We talked about how this has become so important to the Democratic coalition. But I wanted to ask you how you see that playing out on the other side of the aisle. Personally, I’ve been really struck by how little response there’s really been to this bill from the right. It feels like they’re so much more focused on critical race theory and pandemic policy and inflation. Five years ago, a bill of even this size, even as compromised as it is and even as focused on subsidy as opposed to taxation, I think it would have been a huge rallying cry for Republicans across the country to oppose it. And now what I see feels much more like acquiescence.
I think there’s a clear reason for that. They know they’re wrong. They know climate change is eating us alive. These people know how to read and they know this is a disaster. And when you know you’re wrong, all you can do is hush up, and that’s what they’re doing.
It’s pathetic and it’s alarming and it’s sad. But it’s the reality.

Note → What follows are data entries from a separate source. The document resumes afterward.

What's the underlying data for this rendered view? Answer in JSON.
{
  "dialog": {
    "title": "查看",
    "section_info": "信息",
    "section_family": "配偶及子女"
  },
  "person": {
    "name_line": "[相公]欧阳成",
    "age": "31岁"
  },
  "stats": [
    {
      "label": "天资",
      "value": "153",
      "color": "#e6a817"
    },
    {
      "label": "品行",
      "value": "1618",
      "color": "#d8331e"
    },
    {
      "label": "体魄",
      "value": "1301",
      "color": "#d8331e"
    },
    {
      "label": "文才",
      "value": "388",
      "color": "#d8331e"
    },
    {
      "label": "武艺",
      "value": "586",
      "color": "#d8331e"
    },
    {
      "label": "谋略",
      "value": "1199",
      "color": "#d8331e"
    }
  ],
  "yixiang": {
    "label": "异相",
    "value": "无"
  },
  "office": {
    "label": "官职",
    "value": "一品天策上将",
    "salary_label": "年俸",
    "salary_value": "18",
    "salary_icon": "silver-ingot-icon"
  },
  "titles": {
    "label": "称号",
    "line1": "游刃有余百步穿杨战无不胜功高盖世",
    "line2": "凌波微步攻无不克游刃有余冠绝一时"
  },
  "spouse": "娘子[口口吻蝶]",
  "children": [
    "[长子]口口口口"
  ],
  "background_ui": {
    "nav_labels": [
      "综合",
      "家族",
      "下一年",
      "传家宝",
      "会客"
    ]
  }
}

It’s true of course that the I.R.A. got no Republican votes. But I think also about the infrastructure bill, which was not talked about in climate terms, but packed a fair amount of climate punch in it, and which was passed on a bipartisan basis. Does a growing silence about climate on the right open up more opportunities like that, do you think?
Absolutely not. There isn’t a single Republican in my state who has lifted a finger on climate change. And until the Republican Party starts to develop a positive effort, the only solution is for them to stay out of public life — to remain in private life, where they can’t do any harm.
It doesn’t matter what sort of bland statements that they issue saying, “Oh yeah, I know climate’s a problem.” It’s how they vote. There are no votes, zero votes. There’s no votes in the Senate for climate action from the Republican Party. Zero. So they need to remain in private life. We need to do everything we can to ensure that until they change their stripes, and there’s no sign of that at the moment.
I hate to say that. It’s painful to say that because here you have this national catastrophe and you only have one party working. Until that changes, we need to elect Democrats. It’s the only game in town.